The shipment reached Toronto, and when it was being processed for the jet bound for Israel, the land mines were reportedly “discovered.”

The cargo, said Tudos, was “initially inspected” by El Al security personnel inside the Vista warehouse, and when alarms sounded, officials from Transport Canada intervened.

Transport Canada officials were soon joined by representatives of the Royal Canadian Mounted Police, the Canadian Army and the Peel (Ontario) Regional Police.

Eventually, an all-clear was given after the Canadian authorities contacted US Army officials in Virginia and re-screened the crate.

The Pentagon’s White explained: “The Defense Department provides realistic-looking examples of explosive devices as training aids for use primarily by explosive ordnance disposal technicians. In this incident, a commercial contract carrier mistakenly attempted to use a passenger airliner for transportation instead of a cargo aircraft... We regret any alarm that may have occurred.”

El Al officials in Toronto refused to re-take possession of the training arms shipment, despite the all-clear from airport authorities.

Since the consignment was now blocked by El Al, it was turned over to the Royal Canadian Mounted Police and the Peel Regional Police for further investigation.

The mines were later returned to the US Army, which in turn shipped them via a US military aircraft to the troops in Sinai, White said.

Canadian government officials had no additional comment on the incident other than to say the crate in question had no markings indicating its contents.

El Al offered no official explanation.

The Pentagon insisted that El Al at JFK did direct the mines to be sent on a passenger aircraft, a violation of numerous air transportation statutes. Such a violation could have resulted in sanctions by US and Canadian authorities, say UN officials.

Said White in a second statement late on Friday: “The contract carrier [El Al] shipped the box to Toronto with the intent of placing it on a passenger aircraft.”

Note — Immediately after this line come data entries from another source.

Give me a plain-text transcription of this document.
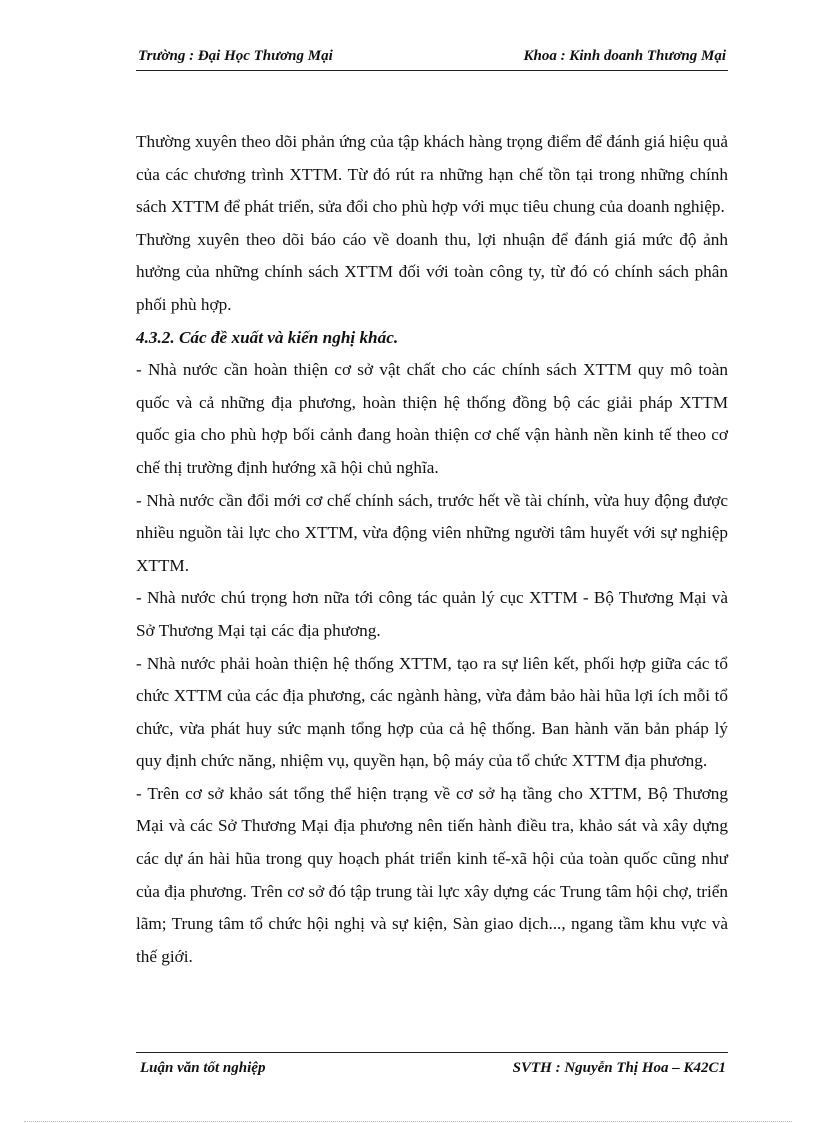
Trường : Đại Học Thương Mại	Khoa : Kinh doanh Thương Mại

Thường xuyên theo dõi phản ứng của tập khách hàng trọng điểm để đánh giá hiệu quả của các chương trình XTTM. Từ đó rút ra những hạn chế tồn tại trong những chính sách XTTM để phát triển, sửa đổi cho phù hợp với mục tiêu chung của doanh nghiệp.

Thường xuyên theo dõi báo cáo về doanh thu, lợi nhuận để đánh giá mức độ ảnh hưởng của những chính sách XTTM đối với toàn công ty, từ đó có chính sách phân phối phù hợp.

4.3.2. Các đề xuất và kiến nghị khác.

- Nhà nước cần hoàn thiện cơ sở vật chất cho các chính sách XTTM quy mô toàn quốc và cả những địa phương, hoàn thiện hệ thống đồng bộ các giải pháp XTTM quốc gia cho phù hợp bối cảnh đang hoàn thiện cơ chế vận hành nền kinh tế theo cơ chế thị trường định hướng xã hội chủ nghĩa.

- Nhà nước cần đổi mới cơ chế chính sách, trước hết về tài chính, vừa huy động được nhiều nguồn tài lực cho XTTM, vừa động viên những người tâm huyết với sự nghiệp XTTM.

- Nhà nước chú trọng hơn nữa tới công tác quản lý cục XTTM - Bộ Thương Mại và Sở Thương Mại tại các địa phương.

- Nhà nước phải hoàn thiện hệ thống XTTM, tạo ra sự liên kết, phối hợp giữa các tổ chức XTTM của các địa phương, các ngành hàng, vừa đảm bảo hài hũa lợi ích mỗi tổ chức, vừa phát huy sức mạnh tổng hợp của cả hệ thống. Ban hành văn bản pháp lý quy định chức năng, nhiệm vụ, quyền hạn, bộ máy của tổ chức XTTM địa phương.

- Trên cơ sở khảo sát tổng thể hiện trạng về cơ sở hạ tầng cho XTTM, Bộ Thương Mại và các Sở Thương Mại địa phương nên tiến hành điều tra, khảo sát và xây dựng các dự án hài hũa trong quy hoạch phát triển kinh tế-xã hội của toàn quốc cũng như của địa phương. Trên cơ sở đó tập trung tài lực xây dựng các Trung tâm hội chợ, triển lãm; Trung tâm tổ chức hội nghị và sự kiện, Sàn giao dịch..., ngang tầm khu vực và thế giới.

Luận văn tốt nghiệp	SVTH : Nguyễn Thị Hoa – K42C1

El Al has yet to explain how it initially accepted the controversial cargo at JFK, and failed to screen it before transporting it across the Canadian border and though two Customs checkpoints to Toronto, only to eventually block the shipment at the Canadian airport, where it was destined for a passenger aircraft rather than a cargo plane.

“It [the shipment] did not make it onboard the aircraft; that is all that matters. This is not a story,” insisted the El Al source, who refused to be publicly identified.

“All further inquiries should be addressed to the Ministry of Defense in Tel Aviv,” the source added.